Throughout this weekend, I’ve been assiduously avoiding news of the massacre that occurred in Norway on Friday. I’ve got the selfish luxury of being completely remote from these horrible events, so if I don’t read the stories, then perhaps I can pretend that such things happen only in nightmares. Alas, the nightmare is real.
The inescapable comparisons between what happened in Norway and the bombing in Oklahoma City in 1995 have already begun. In both instances, there were early theories about foreign terrorists being behind the atrocities, and in both instances, it was quickly learned that the truth was actually a lot scarier. Timothy McVeigh was a U.S. citizen, even an army veteran. And it wasn’t some foreign enemy who murdered all those Norwegian kids; it was one of their own countrymen.
I’m no sociologist, but it probably doesn’t take a Ph.D to appreciate that there’s something close to hard-wired in the mentality of “us” and “them”. I was a big fan of the show “LOST” and one of the spookiest things in the very weird plot was the introduction of the idea of “The Others“…in the midst of everything else that the characters were experiencing, the most chilling was the suggestion that there other people on the island who were not like them. They were different. “The Others” was such a complete description which spoke volumes about the fear and hostility that seem to spontaneously erupt upon the introduction of an “us” and “them” dichotomy.

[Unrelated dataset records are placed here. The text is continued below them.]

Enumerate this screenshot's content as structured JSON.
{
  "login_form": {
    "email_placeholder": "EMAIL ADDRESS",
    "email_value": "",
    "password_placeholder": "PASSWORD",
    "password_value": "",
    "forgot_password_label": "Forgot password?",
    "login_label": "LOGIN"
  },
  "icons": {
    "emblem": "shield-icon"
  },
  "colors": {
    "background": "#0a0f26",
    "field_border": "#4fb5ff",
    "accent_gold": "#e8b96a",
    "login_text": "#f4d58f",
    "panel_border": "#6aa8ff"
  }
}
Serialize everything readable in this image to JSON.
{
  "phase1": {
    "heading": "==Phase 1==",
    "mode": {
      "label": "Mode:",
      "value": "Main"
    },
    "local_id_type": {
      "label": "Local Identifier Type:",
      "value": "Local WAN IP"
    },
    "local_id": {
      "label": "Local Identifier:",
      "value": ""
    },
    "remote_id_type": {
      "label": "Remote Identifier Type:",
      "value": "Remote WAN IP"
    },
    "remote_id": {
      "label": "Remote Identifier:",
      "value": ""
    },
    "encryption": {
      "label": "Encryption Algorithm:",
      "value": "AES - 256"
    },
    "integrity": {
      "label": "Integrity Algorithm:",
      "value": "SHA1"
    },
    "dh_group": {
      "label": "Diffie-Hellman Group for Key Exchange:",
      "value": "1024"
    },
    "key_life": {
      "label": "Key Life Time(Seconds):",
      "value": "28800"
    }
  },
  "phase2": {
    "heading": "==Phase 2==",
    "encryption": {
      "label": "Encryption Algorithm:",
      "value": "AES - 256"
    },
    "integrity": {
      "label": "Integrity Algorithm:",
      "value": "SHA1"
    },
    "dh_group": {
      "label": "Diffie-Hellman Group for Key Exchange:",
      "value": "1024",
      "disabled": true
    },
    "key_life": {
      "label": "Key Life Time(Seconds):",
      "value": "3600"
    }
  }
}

It’s easier to process the notion of a threat coming from outside. We expect no loyalty or compassion from “them”. And when we think of danger coming from without, we can build walls and fences and do all manner of defensive things to keep “them” out. So when it turns out the terror is coming from inside the country, the grief is compounded by an awful sense of vulnerability. We can no longer reliably discern “us” from “them” and that’s scary as hell.
The thing that occurs to me is that our concepts of “us” and “them” are so very arbitrary and conditional. Think of this…in almost every movie which imagines an alien invasion, the people of Earth put aside their differences in order to unite in the fight against the Martians. Whatever defined “us” and “them” before no longer matters; once the flying saucer starts shooting laser beams, all earthlings are “us” and all non-earthlings are “them”.

I’m pretty sure nothing good ever really comes out of something as horrific as what has happened in Norway. But the meaning I’m starting to distill from the madness is that as the world shrinks, we have to define “us” differently. Clearly, “us” can’t just be blue-eyed blondes. “Us” has to everybody who believes that no matter how vehement our disagreement about politics or religion or any other deeply held personal conviction, we don’t kill people as consequence. “Us” has to be everybody who recognizes that crazy comes in every color in the big box of crayons. “Us” has to be everyone who’ll denounce the homicidal maniacs who pretend to defend our values, whatever those values might be.
If we define “us” in these ways, then I’d like to think there’s way more of us than there are of “them.” At least I hope so. Prayers for Norway and memo received.